Eurogamer ranked the game fifth on their list of the "Top 50 Games of 2017"; GamesRadar+ ranked it 13th on their list of the 25 best games of 2017; EGMNow ranked it 14th on their list of the 25 Best Games of 2017; Polygon ranked it 33rd on their list of the 50 best games of 2017. The game won the award for "Best Strategy Game" in IGNs Best of 2017 Awards, whereas its other nominations were for "Best Switch Game" and "Best Original Music".

Year: Award; Category; Result; Ref(s).
2017: Game Critics Awards; Best of Show; Nominated
Best Original Game: Won
Best Console Game: Nominated
Best Strategy Game: Won
Gamescom: Best Console Game (Nintendo Switch); Nominated
Best Strategy Game: Won
Best Casual Game: Nominated
Golden Joystick Awards: Nintendo Game of the Year; Nominated
The Game Awards 2017: Best Family Game; Nominated
Best Strategy Game: Won
2018: 21st Annual D.I.C.E. Awards; Strategy/Simulation Game of the Year; Won
14th British Academy Games Awards: Family; Nominated
British Academy Children's Awards: Game; Won
Develop Awards: Animation; Won
Visual Design: Won

== Legacy ==
In the 2018 fighting game Super Smash Bros. Ultimate, three of the Rabbids appear as collectable power-ups ("Spirits"): Rabbid Mario, Rabbid Peach, and Rabbid Kong. Rabbid Peach appears in Just Dance 2018 as the alternative playable mascot for Beyoncé's song "Naughty Girl".

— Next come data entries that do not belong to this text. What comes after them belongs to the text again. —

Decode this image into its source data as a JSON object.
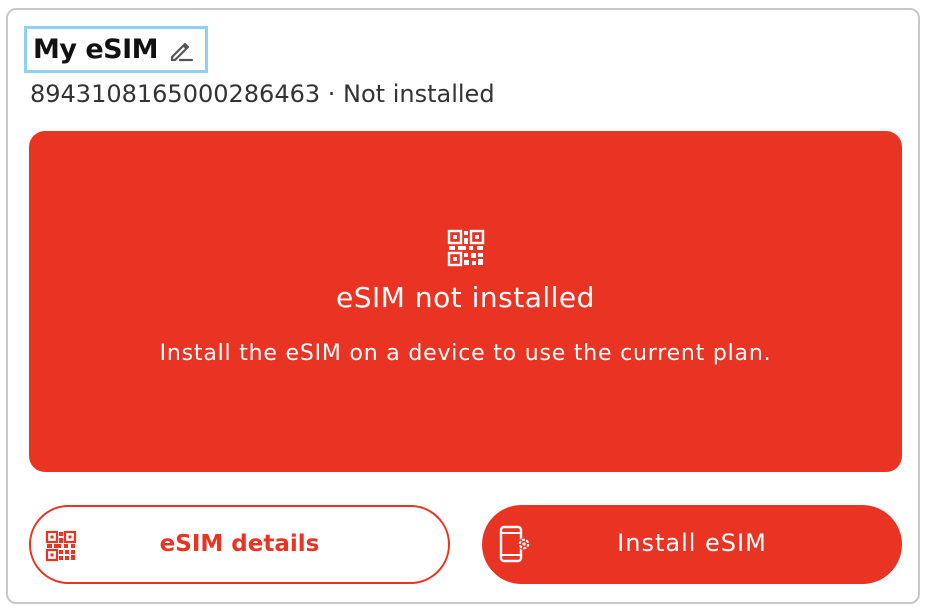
{
  "header": {
    "title": "My eSIM",
    "edit_icon": "pencil-icon"
  },
  "esim": {
    "iccid": "8943108165000286463",
    "separator": "·",
    "status": "Not installed"
  },
  "banner": {
    "icon": "qr-code-icon",
    "title": "eSIM not installed",
    "description": "Install the eSIM on a device to use the current plan.",
    "background_color": "#e93323"
  },
  "actions": {
    "details_label": "eSIM details",
    "details_icon": "qr-code-icon",
    "install_label": "Install eSIM",
    "install_icon": "phone-settings-icon"
  },
  "colors": {
    "accent": "#e93323",
    "focus_outline": "#8fd1ef"
  }
}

Connections forged from Kingdom Battle extend beyond Rabbids references. In January 2019, Kirkhope was asked by Soliani for his contact information on behalf of Nintendo, saying the company loved what Kirkhope had done for the Mario + Rabbids soundtrack and requested his help on an unspecified piece of music. Kirkhope was initially skeptical about the purpose of this offer but accepted it. Upon realizing that he was being asked to arrange music for Banjo and Kazooie's appearance in Super Smash Bros. Ultimate, he was excited for the return of the characters.

== Sequel ==
A sequel, Mario + Rabbids Sparks of Hope, was announced at E3 2021 and was released on 20 October 2022 on the Nintendo Switch.